Dovevo veramente subito dopo il ritorno di Giuseppe, che seguì ieri fece otto giorni a un’ora di notte, darne ragguaglio a V. S., non parendo verisimile che in tutti questi giorni io non abbia potuto rubar tanto tempo che bastasse a scriver quattro versi. Eppure è così la verità, perché, oltre alle occupazioni del mio offizio, che di presente son molte, Suor Luisa ha travagliato così fieramente con il suo solito mal di stomaco, che né per lei né per le assistenti ci è stato mai requie il giorno e la notte. E a me in particolare si conviene per debito il servirla senza intermissione alcuna. Adesso che per il suo miglioramento respiro alquanto, dò sodisfazione anco a V. S. dicendoli che Geppo e suo padre tornorno qui sani e salvi insieme con la muletta, la quale veramente ricevé torto nell’essere menata in così lungo viaggio; e io mi assicurai colla sicurtà che mi fecero quelli che più di me la praticano. Basta, ella sta bene.

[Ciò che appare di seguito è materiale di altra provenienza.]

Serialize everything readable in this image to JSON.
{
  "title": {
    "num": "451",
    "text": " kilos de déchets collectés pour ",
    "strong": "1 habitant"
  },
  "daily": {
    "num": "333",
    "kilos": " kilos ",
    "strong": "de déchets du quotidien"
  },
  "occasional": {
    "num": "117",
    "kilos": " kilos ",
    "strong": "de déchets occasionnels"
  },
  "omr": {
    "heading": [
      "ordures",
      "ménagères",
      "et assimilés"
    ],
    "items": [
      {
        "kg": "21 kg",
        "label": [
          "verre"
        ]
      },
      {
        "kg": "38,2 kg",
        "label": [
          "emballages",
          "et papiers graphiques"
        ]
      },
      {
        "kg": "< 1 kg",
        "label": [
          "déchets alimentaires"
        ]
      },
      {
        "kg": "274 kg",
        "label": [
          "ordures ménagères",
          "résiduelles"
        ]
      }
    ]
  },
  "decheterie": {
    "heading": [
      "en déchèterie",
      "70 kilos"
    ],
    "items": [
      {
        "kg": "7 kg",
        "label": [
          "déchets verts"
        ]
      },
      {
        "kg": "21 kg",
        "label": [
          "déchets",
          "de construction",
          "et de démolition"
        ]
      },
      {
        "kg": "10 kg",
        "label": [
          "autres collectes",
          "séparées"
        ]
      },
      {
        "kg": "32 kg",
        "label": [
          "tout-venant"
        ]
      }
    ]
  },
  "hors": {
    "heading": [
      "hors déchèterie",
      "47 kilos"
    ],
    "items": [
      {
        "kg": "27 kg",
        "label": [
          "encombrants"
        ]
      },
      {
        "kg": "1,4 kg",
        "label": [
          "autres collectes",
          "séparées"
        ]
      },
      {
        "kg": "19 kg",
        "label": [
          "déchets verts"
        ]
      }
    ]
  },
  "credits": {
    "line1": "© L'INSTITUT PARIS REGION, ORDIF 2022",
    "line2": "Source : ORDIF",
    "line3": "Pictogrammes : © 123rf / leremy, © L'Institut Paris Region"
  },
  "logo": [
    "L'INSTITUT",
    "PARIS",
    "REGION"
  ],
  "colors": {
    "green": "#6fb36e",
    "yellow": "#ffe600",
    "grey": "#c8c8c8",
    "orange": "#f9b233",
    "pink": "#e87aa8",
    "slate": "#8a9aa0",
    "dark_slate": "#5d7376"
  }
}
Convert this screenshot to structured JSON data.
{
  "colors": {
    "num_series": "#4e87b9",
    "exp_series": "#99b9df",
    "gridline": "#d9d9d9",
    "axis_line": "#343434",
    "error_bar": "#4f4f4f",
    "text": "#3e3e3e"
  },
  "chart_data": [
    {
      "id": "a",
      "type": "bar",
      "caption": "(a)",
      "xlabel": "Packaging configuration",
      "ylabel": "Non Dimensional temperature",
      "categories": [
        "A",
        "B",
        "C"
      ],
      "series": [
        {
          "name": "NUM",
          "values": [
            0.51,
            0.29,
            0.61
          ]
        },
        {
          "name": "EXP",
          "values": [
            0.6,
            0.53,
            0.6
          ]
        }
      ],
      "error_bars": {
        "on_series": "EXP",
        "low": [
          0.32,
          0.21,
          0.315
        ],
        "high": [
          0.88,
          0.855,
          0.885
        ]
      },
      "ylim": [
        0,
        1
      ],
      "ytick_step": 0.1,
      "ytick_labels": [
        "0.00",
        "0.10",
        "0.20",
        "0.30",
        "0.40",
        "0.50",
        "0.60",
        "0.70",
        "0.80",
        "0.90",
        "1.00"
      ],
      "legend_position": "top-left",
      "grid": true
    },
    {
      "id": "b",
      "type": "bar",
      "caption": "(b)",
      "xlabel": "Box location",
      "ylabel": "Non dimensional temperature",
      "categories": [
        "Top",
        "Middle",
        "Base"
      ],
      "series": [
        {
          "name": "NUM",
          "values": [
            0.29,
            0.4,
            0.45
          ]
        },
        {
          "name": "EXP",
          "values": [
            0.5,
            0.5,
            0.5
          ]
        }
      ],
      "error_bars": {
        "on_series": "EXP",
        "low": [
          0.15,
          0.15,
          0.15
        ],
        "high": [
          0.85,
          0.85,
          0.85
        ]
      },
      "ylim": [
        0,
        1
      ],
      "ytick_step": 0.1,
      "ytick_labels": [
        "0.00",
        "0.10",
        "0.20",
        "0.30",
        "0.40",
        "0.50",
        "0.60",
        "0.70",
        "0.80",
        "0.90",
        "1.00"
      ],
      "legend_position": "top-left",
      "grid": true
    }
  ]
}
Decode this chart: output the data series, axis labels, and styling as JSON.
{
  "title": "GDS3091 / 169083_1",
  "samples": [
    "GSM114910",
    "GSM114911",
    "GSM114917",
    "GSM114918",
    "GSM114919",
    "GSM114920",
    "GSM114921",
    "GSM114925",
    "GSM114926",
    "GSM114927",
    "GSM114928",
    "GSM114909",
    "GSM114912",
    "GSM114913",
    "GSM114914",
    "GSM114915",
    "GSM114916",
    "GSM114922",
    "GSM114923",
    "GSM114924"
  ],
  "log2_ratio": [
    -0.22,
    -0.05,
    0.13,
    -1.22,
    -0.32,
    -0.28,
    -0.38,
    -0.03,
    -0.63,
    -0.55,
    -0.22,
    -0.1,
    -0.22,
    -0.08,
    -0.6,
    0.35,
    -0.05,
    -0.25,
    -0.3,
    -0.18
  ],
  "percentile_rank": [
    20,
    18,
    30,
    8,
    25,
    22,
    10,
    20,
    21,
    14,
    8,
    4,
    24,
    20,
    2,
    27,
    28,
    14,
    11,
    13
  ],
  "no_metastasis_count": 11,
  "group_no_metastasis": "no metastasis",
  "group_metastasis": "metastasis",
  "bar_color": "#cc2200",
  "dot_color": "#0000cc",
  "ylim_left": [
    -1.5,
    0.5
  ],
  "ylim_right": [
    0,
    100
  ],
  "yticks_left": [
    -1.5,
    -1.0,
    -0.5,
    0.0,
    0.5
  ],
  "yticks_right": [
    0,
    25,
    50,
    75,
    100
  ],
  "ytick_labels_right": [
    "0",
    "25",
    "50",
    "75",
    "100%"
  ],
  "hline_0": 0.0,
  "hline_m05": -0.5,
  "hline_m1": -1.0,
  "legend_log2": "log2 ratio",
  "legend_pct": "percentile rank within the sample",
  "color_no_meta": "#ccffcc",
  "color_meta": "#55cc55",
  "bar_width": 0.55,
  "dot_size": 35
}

Ebbi gusto grandissimo nel sentir la nuova che mi portò il ragazzo del buon essere di V. S., dicendomi ch’ella aveva miglior cera che quando si partì di qua; il che io credo facilmente, perché giudico che le comodità, le cortesie e delizie che ha godute, prima in casa del signor Ambasciatore in Roma, e di presente gode costì da quell’illustrissimo monsignor Arcivescovo, siano state potenti a mitigar quasi del tutto l’amarezza di quei disgusti che ha passati, e per conseguenza non ne abbia sentito nocumento alcuno. E ora in particolare come mai potrà V. S. non benedir questa carcere, e stimar felicissima questa ritenzione? mediante la quale se gli porge occasione di goder tanto frequentemente e con tanta familiarità la conversazione di Prelato tanto insigne e signore tanto benigno? Il quale, non contento di esercitar nella persona di V. S. tutti quelli ossequi che si possono desiderar maggiori, per far un eccesso di cortesia e gentilezza, si è compiaciuto di favorir anco noi poverelle con affettuose parole e amorevolissime dimostrazioni, per le quali non dubito che V. S. gli abbia rese per nostra parte le dovute grazie: onde non replico altro, se non che avrei desiderio che V. S., facendole umilissima riverenza in nome nostro, l’assicuri che con l’orazioni procuriamo di renderci grate a tante grazie.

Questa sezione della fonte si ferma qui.